A poeta e crítica Mariana Ianelli também conta que, apesar das leituras obrigatórias da escola, só passou a ter prazer pela leitura quando descobriu a biblioteca da própria casa. Aos 14 anos, ficou balançada com obras de Cecília Meirelles e Mário de Andrade que encontrou na coleção da mãe. No entanto, um fato que nada tinha a ver com a literatura foi determinante em sua relação com os livros.
“Uma menina que era minha colega de escola, chamada Cassiana, morreu de uma crise de asma, e esse contato de perto com a morte de uma garota que tinha a minha idade acabou influenciando no meu recolhimento e me abrindo para esse caminho da leitura. A escrita também surgiu mais ou menos nessa época”, lembra.

Ou seja: as descobertas pessoais valem muito mais do que as indicações/imposições do currículo escolar. O problema é quando não se tem leitores na família, muito menos uma biblioteca por perto. É o caso de Paulo Lins, autor do já citado Cidade de deus e, mais recentemente, de Desde que o samba é samba.

Criado e educado em comunidades carentes no Rio de Janeiro, ele foi “salvo” por uma professora do ginásio que lhe emprestou Papillon, do francês Henri Charrière. “Eu tinha 13 anos e era o xodó dessa professora, que trouxe o livro da casa dela só para mim. Claro que adorei, era uma possibilidade de viajar para outros lugares sem sair do quarto”.

Lins, que também lecionou antes de se dedicar exclusivamente à carreira de autor, acredita que a principal função do professor de português não é ensinar gramática, e sim fazer o aluno ler. “Leitura precisa de incentivo, que nem esporte. Primeiro o garoto tenta, sai machucado do jogo, vai se desenvolvendo...”

Best-sellers
Mas e os títulos de autoajuda e esoterismo, que ficam dispostos na linha de frente das livrarias? Podem funcionar como portas de entrada para uma literatura mais consistente? “Quem lê esse tipo de livro não está interessado em literatura, e sim em resolver seus problemas. Nunca vi alguém partir desse tipo de leitura para outras mais profundas”, diz Paulo Lins.

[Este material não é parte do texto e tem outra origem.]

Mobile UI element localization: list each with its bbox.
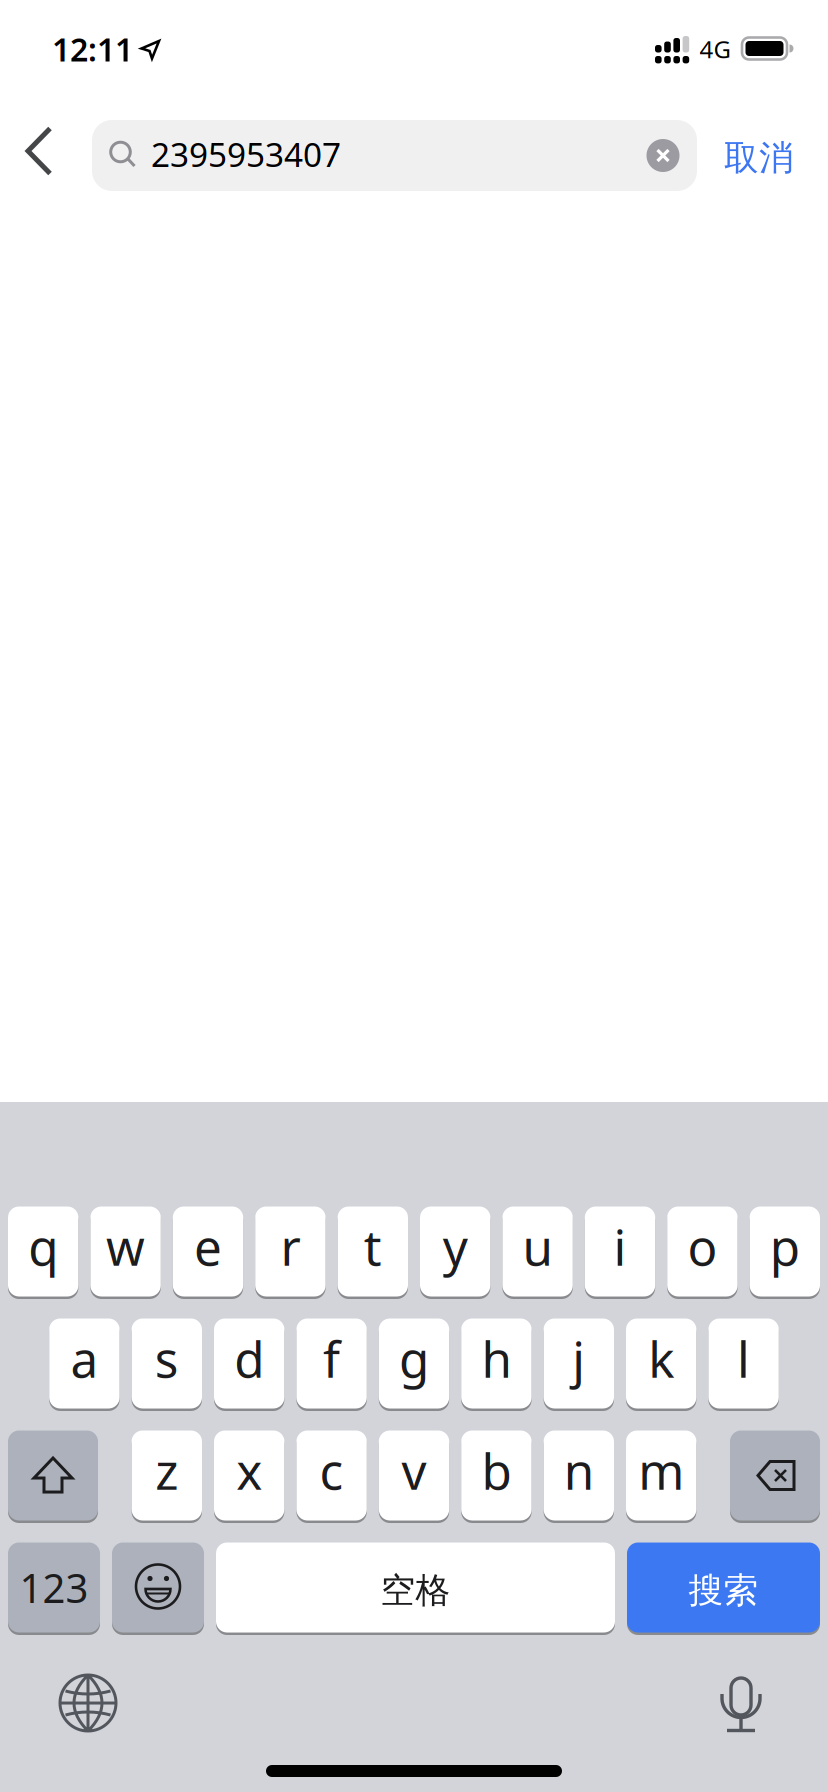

Mirisola é radical. Para ele, os padres, gurus e espiritualistas roubam leitores dos grandes autores. “Nem por milagre, já que estamos falando do sobrenatural, um livro religioso abre portas para a literatura. Mesmo porque Dostoiéviski não vai salvar a vida de ninguém. O livro do Padre Marcelo vendeu mais de 7 milhões de cópias? Então são menos 7 milhões de pessoas que vão ler os meus livros.”

Mais moderado, Daniel Galera acredita que esses gêneros, digamos, “funcionais” podem facilitar o hábito da leitura, mas não a transição para uma produção literária de “critérios estéticos mais sofisticados”. “Algumas pessoas simplesmente não estão interessadas em literatura, e isso não vai mudar”, afirma.

Já a literatura fantasiosa, voltada para o público infantojuvenil e simbolizada pelo fenômeno global da série Harry Potter, é vista com simpatia pelos escritores entrevistados pelo Cândido. “Conheço muitos jovens leitores da produção contemporânea que começaram a ler justamente com Harry Potter e outras séries do gênero”, diz Galera.

Rodrigo Pena acredita que J.K. Rowling (criadora do bruxo de óculos) deu uma grande contribuição para formação de leitores mundo afora, enquanto Mariana Ianelli problematiza a questão. “No caso dos fenômenos de mercado, a pergunta que se coloca é: o que essa literatura pede do nosso esforço pessoal, da nossa própria fantasia? O que nesses livros tão populares pode se tornar o nosso livro, aquele livro que ninguém lê senão nós, com a nossa perspectiva íntima?”.

Problemática à parte, Paulo Lins prefere encerrar a discussão de modo prático. “Ao que parece, Harry Potter tem uma trama que envolve os jovens, que dá prazer em ler. Por isso está tendo essa vida longa. Literatura, antes de tudo, é entretenimento. Nós, os leitores mais críticos, que a complicamos.”